Paget establishes the precise textual passage realised through a caption that is a direct quotation from page 155, a source he has noted in his caption. Paget implies that the process of Europeanizing is in progress through the cloth breeches that Crusoe has given Friday, but that, as his nude torso suggests, the civilising is yet incomplete. In his hands Crusoe holds open a large seventeenth-century Bible salvaged from the original wreck. However, apparently Crusoe is not pointing to the story of creation in Genesis, but to Jesus Christ's sacrifice as "the Saviour of the world" (p. 157) in the Gospels. Friday seems genuinely interested in Crusoe's Presbyterian teaching, a scene which Paget embues with a delightful informality.
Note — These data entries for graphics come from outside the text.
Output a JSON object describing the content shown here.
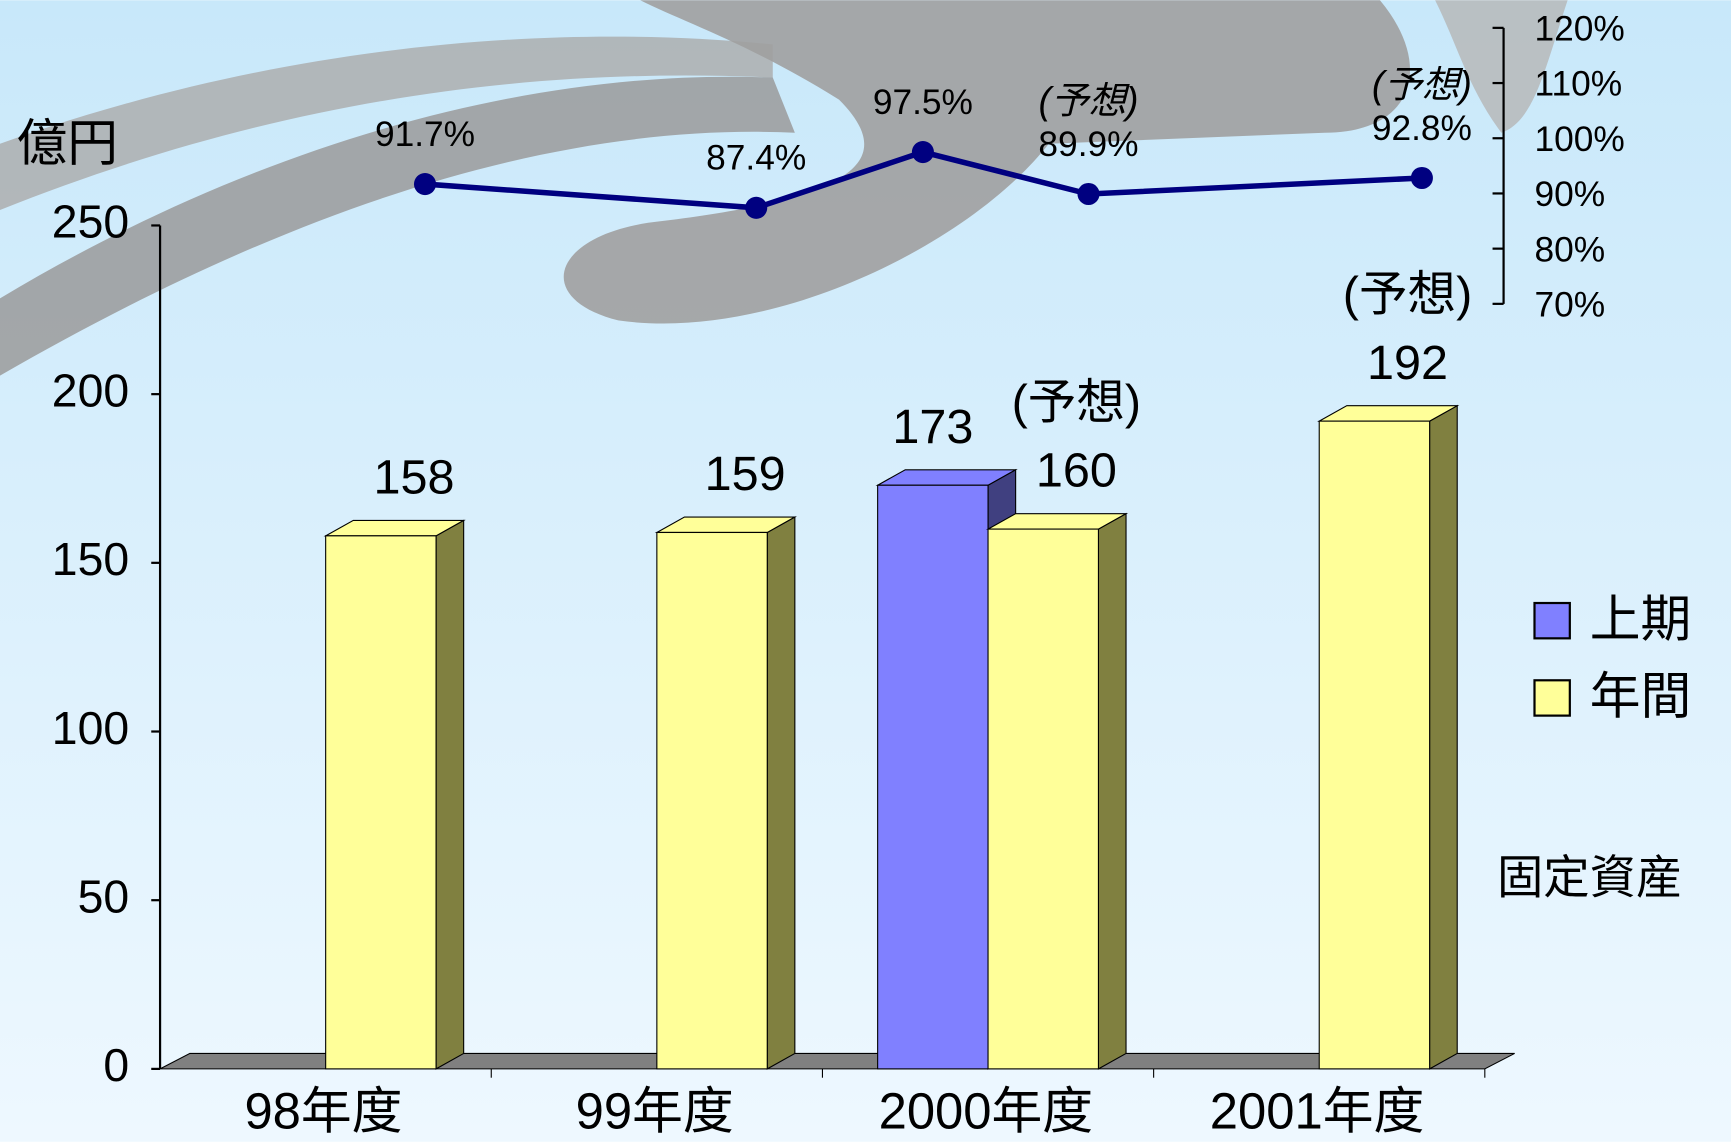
{
  "chart_data": [
    {
      "type": "bar",
      "y_label": "億円",
      "caption": "固定資産",
      "categories": [
        "98年度",
        "99年度",
        "2000年度",
        "2001年度"
      ],
      "series": [
        {
          "name": "上期",
          "color": "#8080ff",
          "side_color": "#404080",
          "values": [
            null,
            null,
            173,
            null
          ]
        },
        {
          "name": "年間",
          "color": "#ffff99",
          "side_color": "#808040",
          "values": [
            158,
            159,
            160,
            192
          ],
          "notes": [
            null,
            null,
            "(予想)",
            "(予想)"
          ]
        }
      ],
      "ylim": [
        0,
        250
      ],
      "yticks": [
        0,
        50,
        100,
        150,
        200,
        250
      ]
    },
    {
      "type": "line",
      "color": "#000080",
      "axis": "y2",
      "values": [
        91.7,
        87.4,
        97.5,
        89.9,
        92.8
      ],
      "value_labels": [
        "91.7%",
        "87.4%",
        "97.5%",
        "89.9%",
        "92.8%"
      ],
      "notes": [
        null,
        null,
        null,
        "(予想)",
        "(予想)"
      ],
      "y2lim": [
        70,
        120
      ],
      "y2ticks": [
        {
          "value": 70,
          "label": "70%"
        },
        {
          "value": 80,
          "label": "80%"
        },
        {
          "value": 90,
          "label": "90%"
        },
        {
          "value": 100,
          "label": "100%"
        },
        {
          "value": 110,
          "label": "110%"
        },
        {
          "value": 120,
          "label": "120%"
        }
      ]
    }
  ]
}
Since the reader encounters the illustration analeptically, he or she must mediate the passage illustrated two pages earlier with the present text, in which the "discourse" (157) with Crusoe as schoolmaster and the "poor savage" as pupil now turns towards the central tenets of Christianity, dispelling the native auditor's "ignorance" with "the light of the knowledge of God in Christ" in order to effect his spiritual salvation. For polytheist, Friday in Paget's illustration seems remarkably attentive to such monotheistic concepts as Crusoe references while reading from an enormous Bible.

Related Material

Relevant illustrations from other nineteenth-century editions, 1790-1864

Left: The original Stothard copper-plate engraving in which Crusoe welcomes both former captives, the Spaniard and Friday's father (1790), Robinson Crusoe builds a tent for Friday's father and the Spaniard. Centre: Colourful realisation of the same scene, with a decidedly subservient and Negroid Friday contrasting the Caucasian Crusoe: Friday's first interview with Robinson Crusoe. (1818). Right: Matt Somerville Morgan's earlier realisation of Crusoe's conducting a catechism class for his new servant, Crusoe instructing Friday (1863-64). [Click on the illustrations to enlarge them.]

Reference

Defoe, Daniel. The Life and Strange Surprising Adventures of Robinson Crusoe Of York, Mariner. As Related by Himself. With upwards of One Hundred Illustrations. London: Cassell, Petter, and Galpin, 1863-64.

Defoe, Daniel. The Life and Strange Surprising Adventures of Robinson Crusoe Of York, Mariner. As Related by Himself. With upwards of One Hundred and Twenty Original Illustrations by Walter Paget. London, Paris, and Melbourne: Cassell, 1891.